– Папка! Знаешь, что я тебе хотела сказать? – прошептала она подойдя к его кровати вплотную.
– Что, дочка?
– Папка, – повторила она с придыханием, – я тебя вооот так вот люблю! – С этими словами она обвила его шею ручонками и приникла головой к его груди.
– Спасибо, дочка! – так же тихо прошептал он ей, гладя рукой ее головку. – Ты настоящий друг!
– Я тебя никогда-никогда не брошу! – продолжила она, не отрывая своей головы от его груди. – А когда ты станешь совсем стареньким, я сама буду кормить тебя из ложечки и читать тебе газеты. Вот!
В горле у Захара запершило от нахлынувших чувств. Пора было вставать, но он все гладил и гладил ее по голове, а она никак не хотела отпускать его шею.
Завтрак прошел в молчании, как обычно. Сегодня предстоял последний поход в садик, перед тем как уехать в далекий Реутов к бабушке.

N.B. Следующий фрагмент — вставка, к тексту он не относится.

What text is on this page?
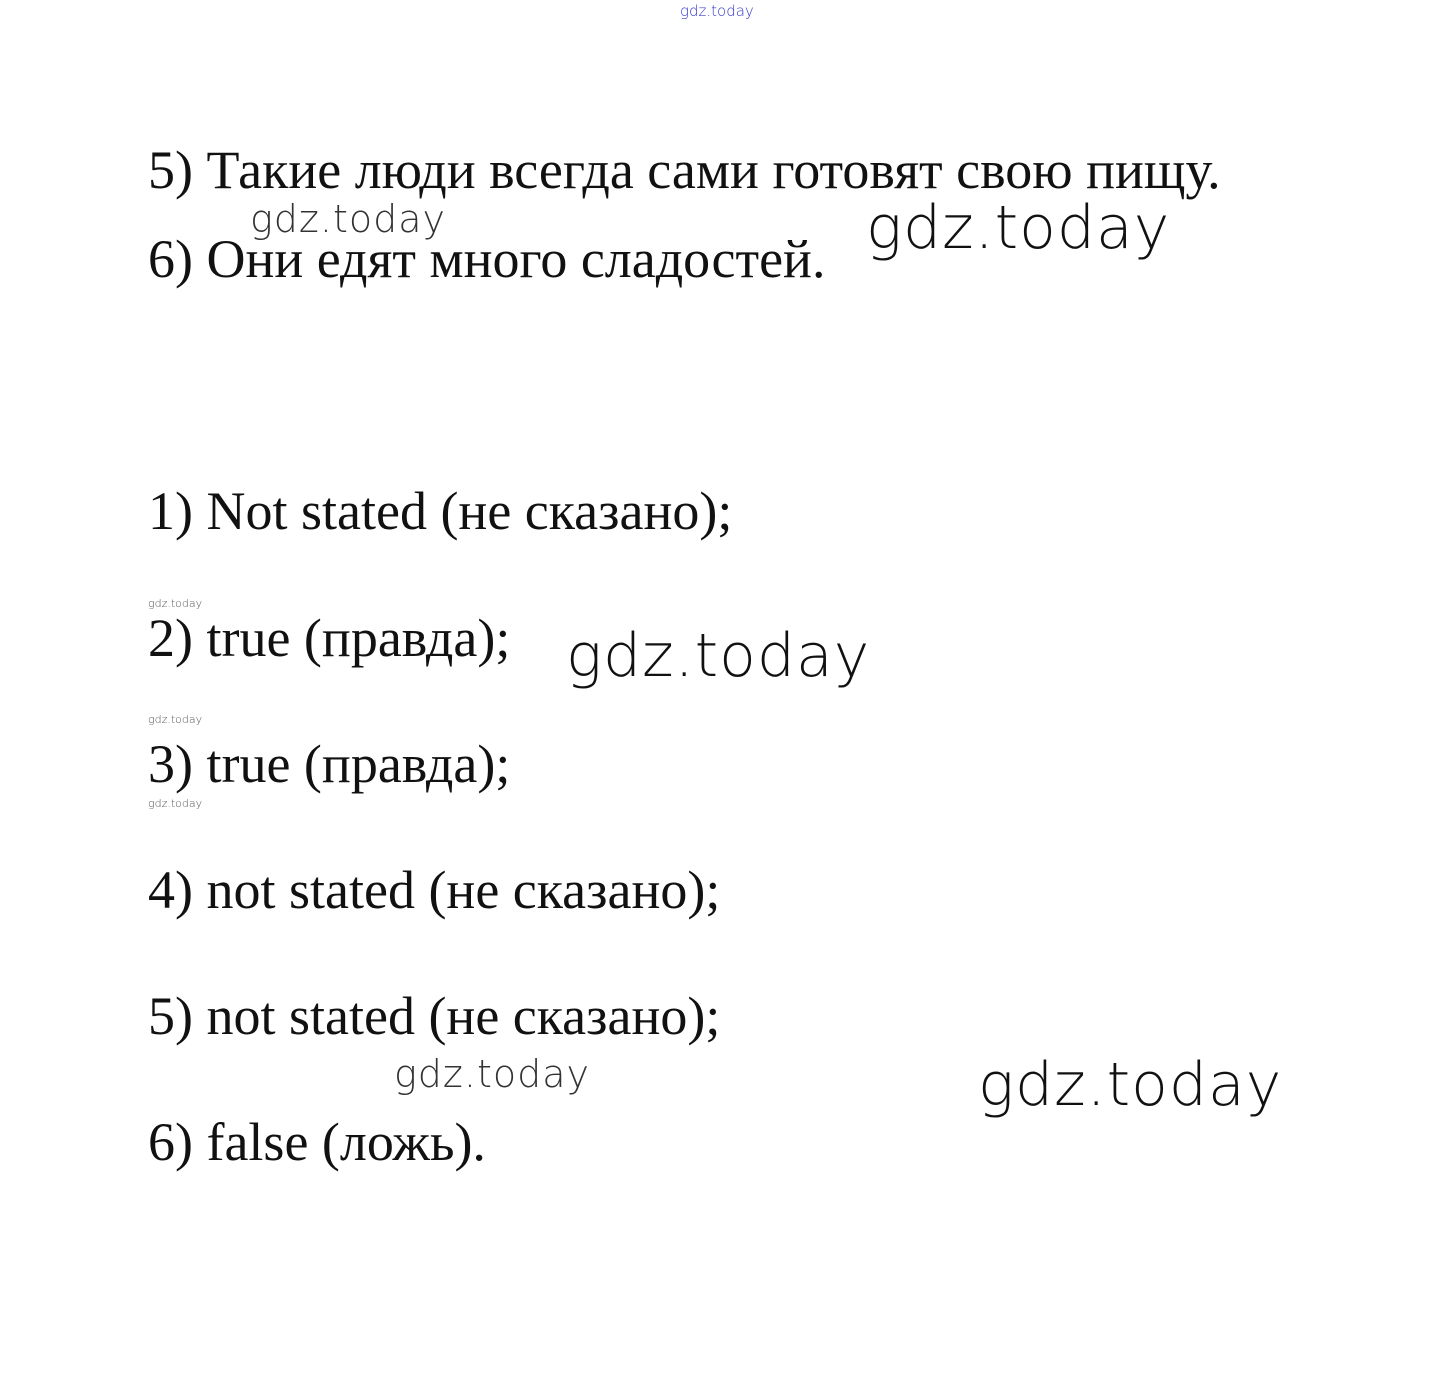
gdz.today
5) Такие люди всегда сами готовят свою пищу.
6) Они едят много сладостей.
gdz.today	gdz.today
1) Not stated (не сказано);
gdz.today
2) true (правда); gdz.today
gdz.today
3) true (правда);
gdz.today
4) not stated (не сказано);
5) not stated (не сказано);
gdz.today	gdz.today
6) false (ложь).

Когда Захар с дочерью вышли на улицу, он обратил внимание на отсутствие привычных уже бабушек у подъезда, которые обычно с самого раннего утра уже начинают оккупировать все дворовые лавочки. Ни души. В самом дворе тоже было необычайно пустынно. Никто не спешил на работу, родители не вели детей в садик. Создавалось впечатление, что город замер в ожидании чего-то и боится это «чего-то» ненароком спугнуть. Уже выходя со двора, они услышали как зашуршали кусты, и вдруг из них выкатился черный, как уголь щенок. Будто холодный сквозняк пронесся между лопатками, и разом как-то стало невыносимо зябко, словно неожиданно осень на секундочку заглянула в летний месяц.